Retailers and wholesalers have ignored warnings by the Reserve Bank of Zimbabwe’s (RBZ) Financial Intelligence Unit against pegging Zimbabwe dollar prices for their goods and services to black market exchange rates.
Despite the recent arrest of directors of some top companies over the black market rates issue, a survey by The Herald in Harare on Wednesday indicated that the majority of traders are using black market rates ranging from US$1:$150 to US$1:$200 when the official rate is US$1:$93.
National police spokesperson Assistant Commissioner Paul Nyathi reportedly refused to comment on the issue of enforcement, referring all questions to the RBZ.
Meanwhile, Confederation of Zimbabwe Retailers Association (CZRA) president Denford Mutashu confirmed the practice but called for dialogue between Government and the traders. He said:
The continued foreign currency exchange rate challenges emanate from rising demand for foreign currency by both businesses that access foreign currency from the auction and those that source from the parallel market.
There is a need for a balanced approach as the recent extreme measures are currently leading to shortages of selected products as some manufacturers and suppliers slow down supply.

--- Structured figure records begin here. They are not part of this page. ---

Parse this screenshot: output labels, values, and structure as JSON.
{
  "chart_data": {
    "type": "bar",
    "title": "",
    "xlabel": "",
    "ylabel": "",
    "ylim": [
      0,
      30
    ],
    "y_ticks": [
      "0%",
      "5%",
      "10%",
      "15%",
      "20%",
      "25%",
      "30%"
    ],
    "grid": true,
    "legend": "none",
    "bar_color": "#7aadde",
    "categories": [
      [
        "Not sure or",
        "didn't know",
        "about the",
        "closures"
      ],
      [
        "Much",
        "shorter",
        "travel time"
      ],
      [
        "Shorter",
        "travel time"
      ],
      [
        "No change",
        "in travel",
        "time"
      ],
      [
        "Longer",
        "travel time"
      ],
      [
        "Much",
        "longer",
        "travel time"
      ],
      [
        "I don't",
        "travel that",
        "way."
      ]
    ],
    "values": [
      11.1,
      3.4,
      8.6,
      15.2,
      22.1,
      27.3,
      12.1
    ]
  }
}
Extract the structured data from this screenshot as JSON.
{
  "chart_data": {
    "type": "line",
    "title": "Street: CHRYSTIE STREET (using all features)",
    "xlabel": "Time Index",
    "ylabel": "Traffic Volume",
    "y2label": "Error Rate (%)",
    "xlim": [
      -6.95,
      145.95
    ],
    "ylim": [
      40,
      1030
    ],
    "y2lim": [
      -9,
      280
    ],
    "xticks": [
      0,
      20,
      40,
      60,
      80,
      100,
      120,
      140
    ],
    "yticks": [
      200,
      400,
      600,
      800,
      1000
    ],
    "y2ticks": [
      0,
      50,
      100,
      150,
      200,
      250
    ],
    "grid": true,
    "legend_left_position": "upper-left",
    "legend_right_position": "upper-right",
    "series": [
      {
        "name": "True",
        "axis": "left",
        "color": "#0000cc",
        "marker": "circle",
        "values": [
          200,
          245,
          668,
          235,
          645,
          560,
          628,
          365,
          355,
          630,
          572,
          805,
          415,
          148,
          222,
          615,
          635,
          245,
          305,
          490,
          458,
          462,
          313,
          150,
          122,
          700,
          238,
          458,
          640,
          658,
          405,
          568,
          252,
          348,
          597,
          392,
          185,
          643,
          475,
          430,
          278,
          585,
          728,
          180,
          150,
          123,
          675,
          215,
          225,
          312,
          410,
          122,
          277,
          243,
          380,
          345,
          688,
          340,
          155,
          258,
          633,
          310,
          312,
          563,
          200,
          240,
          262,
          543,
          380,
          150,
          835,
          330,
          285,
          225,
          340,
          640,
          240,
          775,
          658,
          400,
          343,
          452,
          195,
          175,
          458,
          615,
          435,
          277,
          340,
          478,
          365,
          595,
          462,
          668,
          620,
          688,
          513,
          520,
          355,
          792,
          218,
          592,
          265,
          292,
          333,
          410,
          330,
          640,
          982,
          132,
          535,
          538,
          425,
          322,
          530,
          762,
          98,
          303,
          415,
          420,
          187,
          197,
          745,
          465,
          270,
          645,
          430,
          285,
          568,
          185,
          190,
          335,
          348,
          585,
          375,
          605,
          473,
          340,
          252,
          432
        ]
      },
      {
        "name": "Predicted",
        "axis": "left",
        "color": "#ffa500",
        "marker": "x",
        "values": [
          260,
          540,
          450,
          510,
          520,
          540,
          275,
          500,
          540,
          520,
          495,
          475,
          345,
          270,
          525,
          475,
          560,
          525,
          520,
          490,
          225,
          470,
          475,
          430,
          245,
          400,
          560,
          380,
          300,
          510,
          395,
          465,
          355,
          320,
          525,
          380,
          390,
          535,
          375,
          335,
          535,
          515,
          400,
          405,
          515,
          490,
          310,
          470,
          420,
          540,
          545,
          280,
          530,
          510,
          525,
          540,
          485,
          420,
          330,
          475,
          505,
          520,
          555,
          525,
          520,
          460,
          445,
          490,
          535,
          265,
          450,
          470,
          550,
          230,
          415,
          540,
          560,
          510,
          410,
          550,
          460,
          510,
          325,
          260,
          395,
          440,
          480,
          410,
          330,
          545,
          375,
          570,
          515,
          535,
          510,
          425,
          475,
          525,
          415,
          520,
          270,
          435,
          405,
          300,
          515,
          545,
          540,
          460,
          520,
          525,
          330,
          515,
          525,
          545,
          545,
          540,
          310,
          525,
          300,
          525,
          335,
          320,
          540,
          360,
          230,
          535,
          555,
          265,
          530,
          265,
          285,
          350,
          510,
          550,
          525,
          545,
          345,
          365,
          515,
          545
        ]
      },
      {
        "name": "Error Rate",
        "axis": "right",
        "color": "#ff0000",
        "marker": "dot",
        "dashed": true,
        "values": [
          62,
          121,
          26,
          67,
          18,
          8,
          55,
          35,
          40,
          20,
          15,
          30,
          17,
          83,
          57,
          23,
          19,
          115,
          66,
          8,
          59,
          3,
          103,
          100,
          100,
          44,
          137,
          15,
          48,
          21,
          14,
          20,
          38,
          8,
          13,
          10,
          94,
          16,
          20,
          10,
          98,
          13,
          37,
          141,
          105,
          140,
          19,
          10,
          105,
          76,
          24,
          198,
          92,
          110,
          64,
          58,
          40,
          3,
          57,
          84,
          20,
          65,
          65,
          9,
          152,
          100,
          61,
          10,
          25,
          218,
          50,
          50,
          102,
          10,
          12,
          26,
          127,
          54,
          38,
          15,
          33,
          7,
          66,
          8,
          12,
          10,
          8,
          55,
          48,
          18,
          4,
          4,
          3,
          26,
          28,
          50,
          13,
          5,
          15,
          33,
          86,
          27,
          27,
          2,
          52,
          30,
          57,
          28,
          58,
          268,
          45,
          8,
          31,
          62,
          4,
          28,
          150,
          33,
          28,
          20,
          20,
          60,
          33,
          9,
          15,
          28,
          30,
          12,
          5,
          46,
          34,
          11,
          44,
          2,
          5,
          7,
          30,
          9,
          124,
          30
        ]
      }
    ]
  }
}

Applying the law on the pricing of goods and services in respect of businesses that are not sourcing foreign currency from the auction system like us, is tantamount to price control.
Recently, RBZ warned businesses against currency manipulation saying the FIU was investigating allegations that had been raised against Chicken Inn and Bakers’ Inn on social media.
Chicken Inn and Bakers’ Inn were accused of using a black market rate of US$1:$200 when the official forex rate was below US$1:$90.
Last week, Best Zone Pharmacy and Farm and City were in court accused of violating the Exchange Control Act.